Reaction commands break up the tedium of hitting the same button over and over. Certain moments in battle will reveal an enemy’s weak point, which can be engaged with through a separate button press. This may not sound like much, but gameplay is the one element this series was smart enough to keep simple. It’s just enough to make things more exciting.
The boss battles are a real highlight. Though I still don’t quite get Organization XIII on a narrative level, more humanoid bosses tend to be more engaging, and their presence offers a hefty amount. The Final Mix takes this further by offering even more difficult versions of each member, including those not actually present in the central narrative. What makes humanoid bosses great in action games is that those which are well-designed feel like a battle on even ground, even as the boss pulls off impossible feats. With so much fun content in the Final Mix, Kingdom Hearts II is one of the few RPGs which gives a compelling reason to grind for end game content.
While the opening hours can be a bit tedious after the first playthrough, Roxas’s story is a strangely resonant microcosm of the series’ themes. Having still not played Chain of Memories, I’m certain there are bits I’m missing, but “Looks like my summer vacation is over” still hit me like a brick the first time through. I think that’s the defining feature of Kingdom Hearts as a narrative – even if you don’t fully understand the overarching plot, it still manages to find the emotional core through the experiences of the characters.

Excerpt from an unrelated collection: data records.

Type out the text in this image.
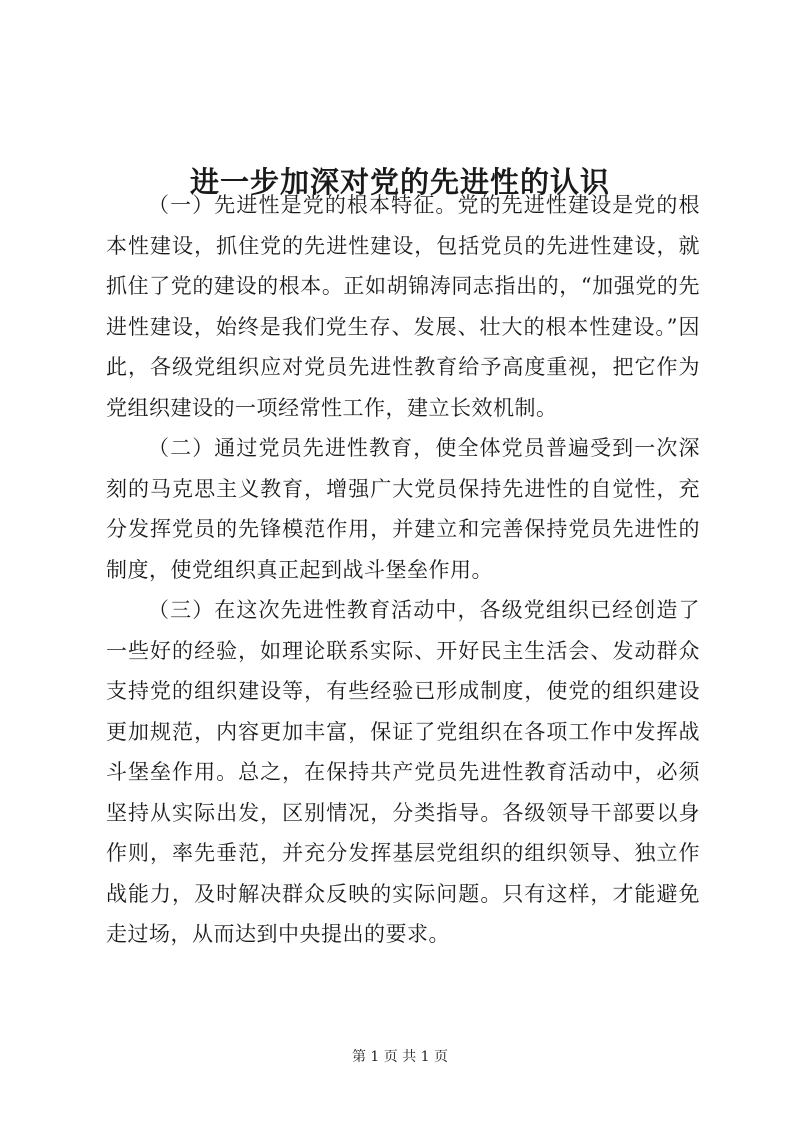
进一步加深对党的先进性的认识

（一）先进性是党的根本特征。党的先进性建设是党的根本性建设，抓住党的先进性建设，包括党员的先进性建设，就抓住了党的建设的根本。正如胡锦涛同志指出的，“加强党的先进性建设，始终是我们党生存、发展、壮大的根本性建设。”因此，各级党组织应对党员先进性教育给予高度重视，把它作为党组织建设的一项经常性工作，建立长效机制。

（二）通过党员先进性教育，使全体党员普遍受到一次深刻的马克思主义教育，增强广大党员保持先进性的自觉性，充分发挥党员的先锋模范作用，并建立和完善保持党员先进性的制度，使党组织真正起到战斗堡垒作用。

（三）在这次先进性教育活动中，各级党组织已经创造了一些好的经验，如理论联系实际、开好民主生活会、发动群众支持党的组织建设等，有些经验已形成制度，使党的组织建设更加规范，内容更加丰富，保证了党组织在各项工作中发挥战斗堡垒作用。总之，在保持共产党员先进性教育活动中，必须坚持从实际出发，区别情况，分类指导。各级领导干部要以身作则，率先垂范，并充分发挥基层党组织的组织领导、独立作战能力，及时解决群众反映的实际问题。只有这样，才能避免走过场，从而达到中央提出的要求。

第 1 页 共 1 页
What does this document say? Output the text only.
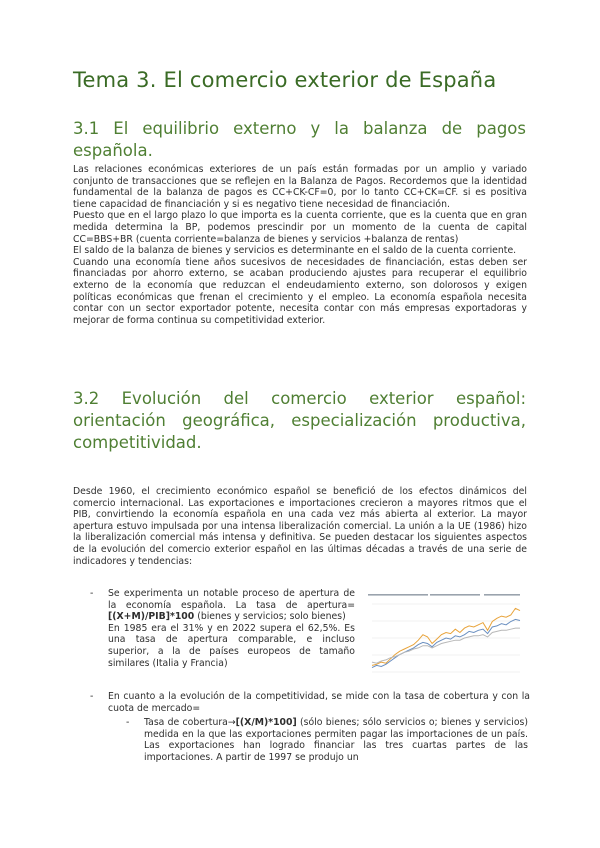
Tema 3. El comercio exterior de España
3.1 El equilibrio externo y la balanza de pagos española.

Las relaciones económicas exteriores de un país están formadas por un amplio y variado conjunto de transacciones que se reflejen en la Balanza de Pagos. Recordemos que la identidad fundamental de la balanza de pagos es CC+CK-CF=0, por lo tanto CC+CK=CF. si es positiva tiene capacidad de financiación y si es negativo tiene necesidad de financiación.

Puesto que en el largo plazo lo que importa es la cuenta corriente, que es la cuenta que en gran medida determina la BP, podemos prescindir por un momento de la cuenta de capital CC=BBS+BR (cuenta corriente=balanza de bienes y servicios +balanza de rentas)

El saldo de la balanza de bienes y servicios es determinante en el saldo de la cuenta corriente.

Cuando una economía tiene años sucesivos de necesidades de financiación, estas deben ser financiadas por ahorro externo, se acaban produciendo ajustes para recuperar el equilibrio externo de la economía que reduzcan el endeudamiento externo, son dolorosos y exigen políticas económicas que frenan el crecimiento y el empleo. La economía española necesita contar con un sector exportador potente, necesita contar con más empresas exportadoras y mejorar de forma continua su competitividad exterior.

3.2 Evolución del comercio exterior español: orientación geográfica, especialización productiva, competitividad.

Desde 1960, el crecimiento económico español se benefició de los efectos dinámicos del comercio internacional. Las exportaciones e importaciones crecieron a mayores ritmos que el PIB, convirtiendo la economía española en una cada vez más abierta al exterior. La mayor apertura estuvo impulsada por una intensa liberalización comercial. La unión a la UE (1986) hizo la liberalización comercial más intensa y definitiva. Se pueden destacar los siguientes aspectos de la evolución del comercio exterior español en las últimas décadas a través de una serie de indicadores y tendencias:

- Se experimenta un notable proceso de apertura de la economía española. La tasa de apertura= [(X+M)/PIB]*100 (bienes y servicios; solo bienes)

En 1985 era el 31% y en 2022 supera el 62,5%. Es una tasa de apertura comparable, e incluso superior, a la de países europeos de tamaño similares (Italia y Francia)

- En cuanto a la evolución de la competitividad, se mide con la tasa de cobertura y con la cuota de mercado=

- Tasa de cobertura→[(X/M)*100] (sólo bienes; sólo servicios o; bienes y servicios) medida en la que las exportaciones permiten pagar las importaciones de un país. Las exportaciones han logrado financiar las tres cuartas partes de las importaciones. A partir de 1997 se produjo un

Kingdom Hearts II takes the best of the RPG and Action genres, creating one of the most vibrant series in gaming. While its story may not be for everyone, it’s a rare RPG where the narrative might be its weakest hook. In fact, the individual moments count for more than the narrative at large – in a series where visiting Disney worlds started as the main selling point, Kingdom Hearts II simply has the best of the bunch. Over a decade later, this is still a blast to play.